Chris Daniels is the Conservative Prospective Parliamentary Candidate for Stockton North.

Have you sat on the M1 in bumper-to-bumper traffic and thought “this road is not fit for purpose”? Have you stood all the way to Darlington on an East Coast Mainline service and wished there were more seats? Do you wonder why the debate over another airport runway in England has taken over 20 years to resolve?

Investing in major infrastructure projects requires imagination and a vision of the future. Imagine Sydney in the 1930s, during the depression. The Government and locals had been talking about a potential harbour crossing since 1815.  Finally, as a result of a competitive auction, a “foreign” company, Dorman Long & Co Ltd of Middlesbrough, won the right to design and build their vision for the Sydney Harbour Bridge (and, yes, around three-quarters of the steel came from Redcar). At the time of construction it was the world’s tallest and widest bridge. It had eight lanes for traffic – but less than 10 per cent of the population owned a car. No-one could understand why it was so large and called it a “white elephant”.

It was, of course, an infrastructure vision.  Fewer than 50 years later, the bridge was already over-capacity and work began on another crossing, this time a tunnel, to alleviate heavy traffic. Today, the Sydney Harbour Bridge is a lifeline and critical piece of infrastructure for all Sydneysiders.

So, what can we learn from our own experience and that of infrastructure visionaries of the past?

Infrastructure is fundamental to our standard of living and drives economic growth. It is an enabler of a country’s ability to remain competitive and productive. But infrastructure planning requires long-term vision. If we had a short-term horizon we might make no infrastructure investment decisions at all. Thankfully the Government has recognised the importance of infrastructure in their National Infrastructure Plan.

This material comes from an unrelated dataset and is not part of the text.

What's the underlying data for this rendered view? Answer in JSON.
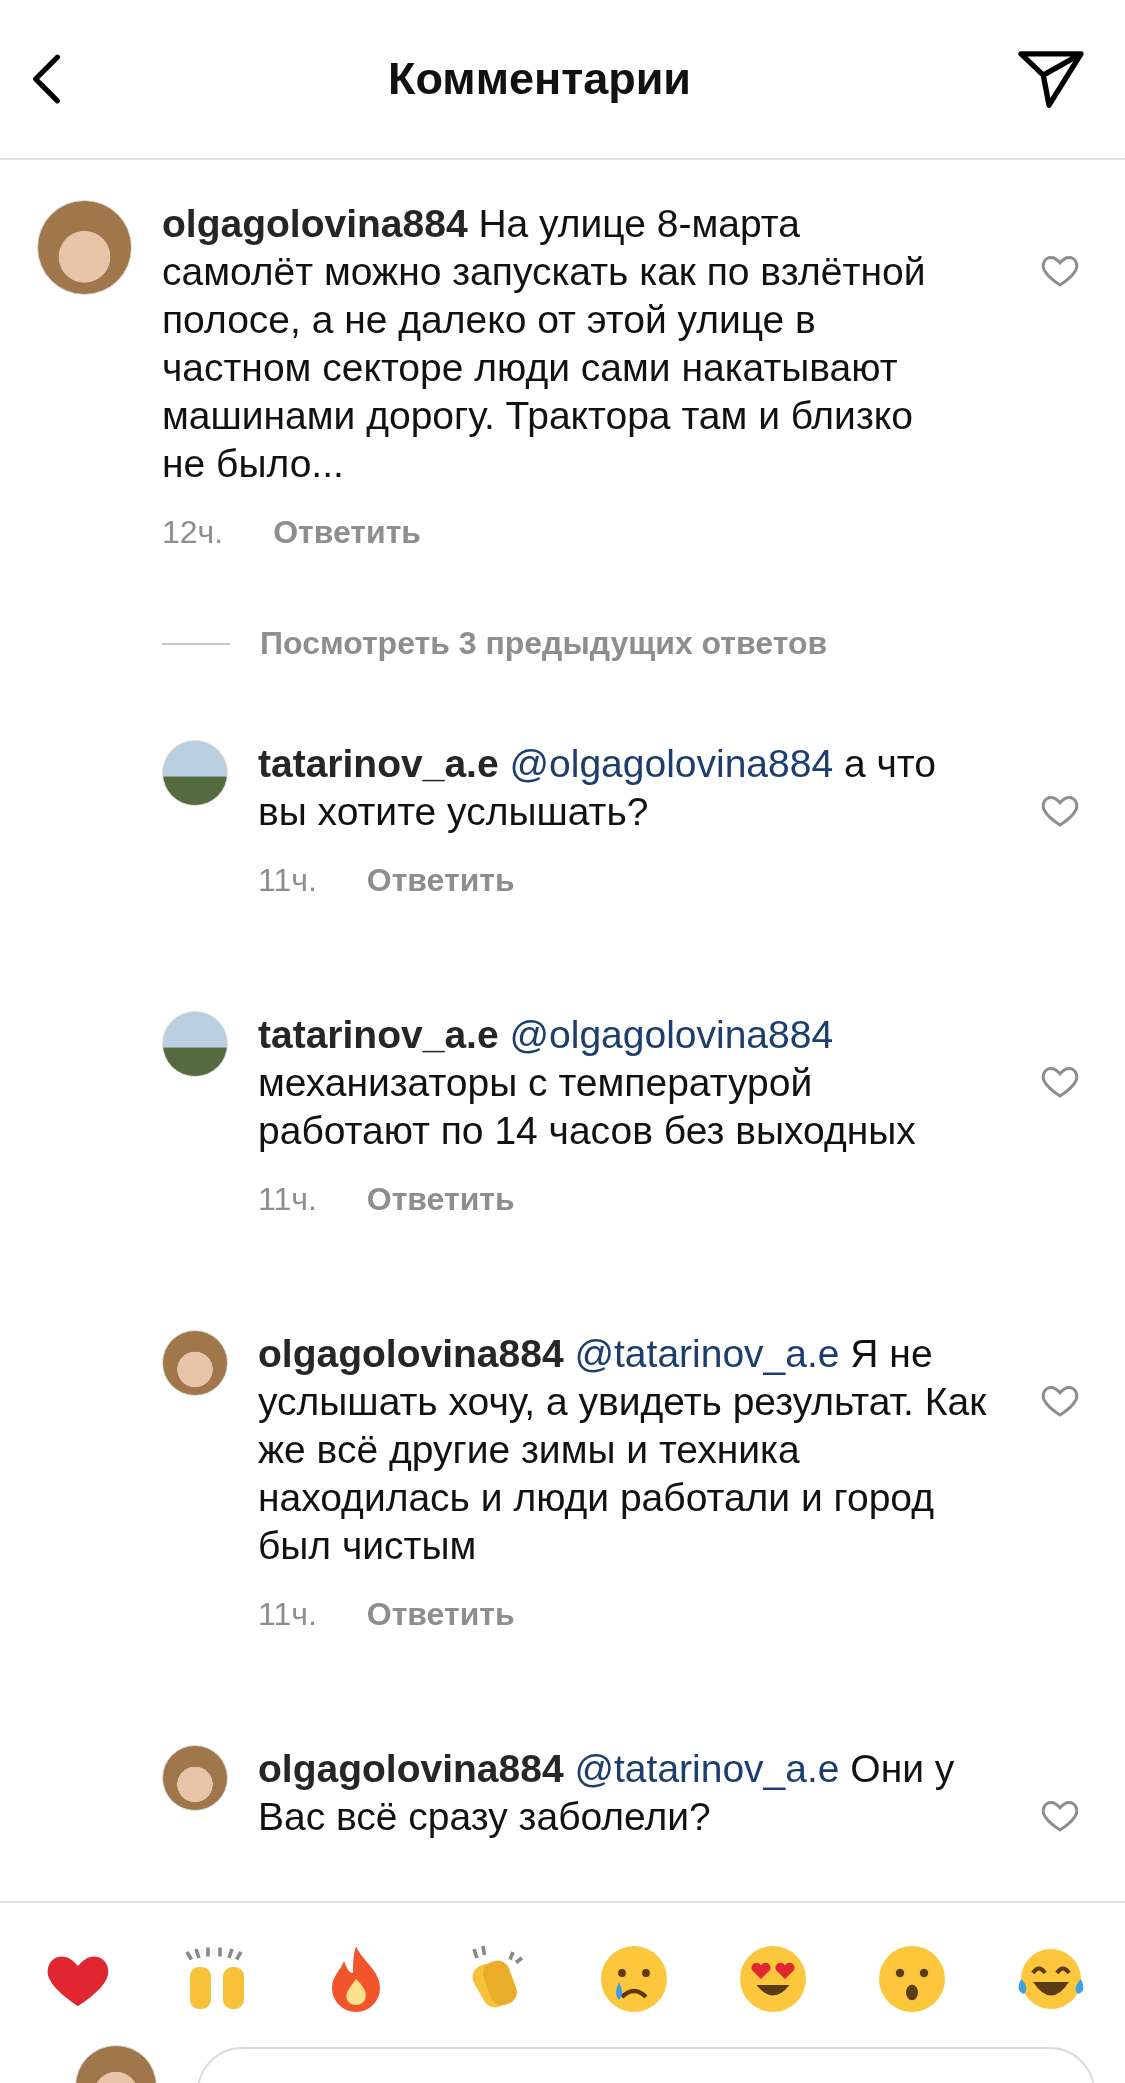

Of course not all infrastructure is immediately commercially viable. The public sector has an important role to play in supporting projects, at least until they are commercially viable – otherwise, they just won’t happen.  And spending decades and decades worrying about the viability of a project risks capacity always being behind demand. If you look at population growth and forecast rail usage, the interesting question is not whether HS2 will be needed, but if it will be too little, too late. Sometimes a bold vision is required.

Getting Government’s role right in an area of large investment is critical. The National Infrastructure Plan identifies a pipeline of £466 billion of investment with a focus on energy and transportation. Some of these projects are already delivered by the private sector (with examples of investment both with and without Government support).  However with well over £1,000 billion of Public Sector Net Debt, we must challenge ourselves to consider further ways to create and structure alternative sources of financing infrastructure spend, otherwise there may come a time where the drain on Government borrowing is just too high.

For example, Network Rail is essentially funded via around £35 billion of Government debt. In 15 years’ time it is expected to rise to over £100 billion. Network Rail is a regulated asset which could, theoretically, attract private capital. Could introducing private capital alongside Government on various parts of the business reduce dependence on Government borrowing, introduce alternative sources of funding and introduce some level of competition and benchmarking (in the same way that exists with water, electricity and gas)?

The presence of private sector capital in infrastructure investment is a win-win situation. In a low interest rate environment, pension managers are struggling to make decent returns for pensioners and are seeking investments to ensure their long-term liabilities are matched with long-term stable assets. Investing in infrastructure is a good way to achieve these objectives. Pension funds in Canada and Australia have around 10-15 per cent of their fund allocations directed towards infrastructure.  In comparison, in the US and UK this is much lower (2 per cent on average across the UK).

The Pension Infrastructure Platform (PIP) has been initiated to support the objective of investing pension capital into infrastructure. However, the PIP doesn’t actually have that much money allocated from UK pension funds (especially relative to global pension funds invested in the space), nor do many UK pension funds invest directly in the infrastructure market. Added to which there are not enough short-term investable opportunities for private investors – so private capital has to look outside the UK to invest.

The challenge is to get the balance right. This involves:

  • Ensuring the Government is bold with its role in strategic planning for major projects;
  • ensuring Government supports project viability so critical investment is made in infrastructure – in some instances where it is not necessarily commercially viable in the short-term;
  • providing thought leadership and the vision for the future – including from international best practice;
  • considering structures to facilitate investment by pension fund capital and reducing Government’s reliance on further debt in circumstances where alternative sources of funding exist;
  • working with the private sector in a transparent environment, introducing more benchmarking and competition across the infrastructure space to ensure efficiency gains and a “best in class” approach;
  • providing further transparency of the cost of build, cost to the end consumer and use of taxpayers’ funds;
  • and, importantly, recycling Government capital in infrastructure projects once they are profitable in order to allow further new or marginal projects where Government support should be provided.

The focus on infrastructure is absolutely right, but we can do more to utilise the skills, experience and funding available in the private sector. This will ensure Government focuses on what it should rather than getting distracted by aspects of infrastructure that it has no need to control.